Rafe's gaze sharpened. "What do you mean?"
"I mean it started off in FUBAR and went downhill from there," Noah snapped. He wanted to be pacing, to work off some of this tension and this angry energy, but he knew the minute he lifted his feet they'd take him up the stairs to Sam's bedside. He didn't think either of them was ready for that. "It was a lousy operation, and I was a lousy choice of operative. I blow things up; subtlety has never appeared on my resume. But I've dedicated the last fifteen years of my life to the service. I wasn't going to throw all that away by refusing to do my job. So I came here and you all made my life a living hell."
"We bent over backward to help you!" Graham barked.
"That was the fucking problem!" Noah glared right back at him. He didn't care how infrequently that happened to an Alpha Lupine. "If you'd been suspicious bastards, breaking my balls and poking your noses into everything, at least I could have told myself there was a good reason I'd been sent here, but you didn't. Every single goddamned one of you was sweet as frickin' pie. It's been driving me crazy!"
"You want us to apologize for not being on your level of bastard?"
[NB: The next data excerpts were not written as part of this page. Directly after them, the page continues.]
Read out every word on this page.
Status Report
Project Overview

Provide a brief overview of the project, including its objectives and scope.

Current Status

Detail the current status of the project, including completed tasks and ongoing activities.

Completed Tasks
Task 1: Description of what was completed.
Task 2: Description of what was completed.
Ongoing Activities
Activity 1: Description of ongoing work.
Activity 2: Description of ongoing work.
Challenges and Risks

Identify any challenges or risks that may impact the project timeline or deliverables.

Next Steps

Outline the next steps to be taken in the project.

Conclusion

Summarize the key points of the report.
"Yes! Fu—no," Noah shouted, then snapped his mouth shut and grabbed hard at his self-control. "It would make my life easier, but I know perfectly well that's not your job. It made me damned uncomfortable, though. I had a hard time reconci
ling what I knew about you with what I was hearing from the general."
"The general?" Rafe asked.
"General Elijah Hammond. He's the one I met at the Pentagon, and he's been the one pulling the strings this whole time."
The Felix nodded. "All right. Go on."
Right. 'Cause Noah was really enjoying this. He hadn't realized that baring his soul would be accomplished by tearing bloody strips off his hide one layer at a time.
"I followed my orders," he bit out. "I dug up whatever information I could and tried to find out about this research I was told we needed to get our hands on. I found Annie, followed Sam to her lab tonight, and found out about the break-in. And now we're here. End of story."
"Not by a long shot." Graham shook off his mate's hand and stepped forward. His fists were clenched, but he'd stopped vibrating with rage, at least. "Where does Sam come into all this? When did you concoct your plan to wheedle the information you needed out of her?"
Noah felt himself go cold with renewed anger. "Never. Sam wasn't a part of it, not for one minute, and I suggest you stop insulting her by implying that the only reason I'm interested in her is as a means to an end. As far as I'm concerned, Sam is the end. I wanted her for her. If anything, she was a complication, not a source of information. Do you think it was easy for me to know I was getting in over my head with her while this whole goddamned mission was giving me an ulcer?"
"I've got no idea what was easy or hard for you, human. The only ideas I ever had with your name on them turned out to be wrong, so I'm not taking any chances."
"If Noah says he was serious about his relationship with Sam, then he was," Abby said, her voice growing a little stronger than it had been a few minutes ago. "What reason does he have to lie about it now? He's told us the truth about everything else."
"Has he? Maybe he just thinks that if he doesn't want to have his balls ripped off he'd better tell me what I want to hear," Graham said, and the threat was low and smooth.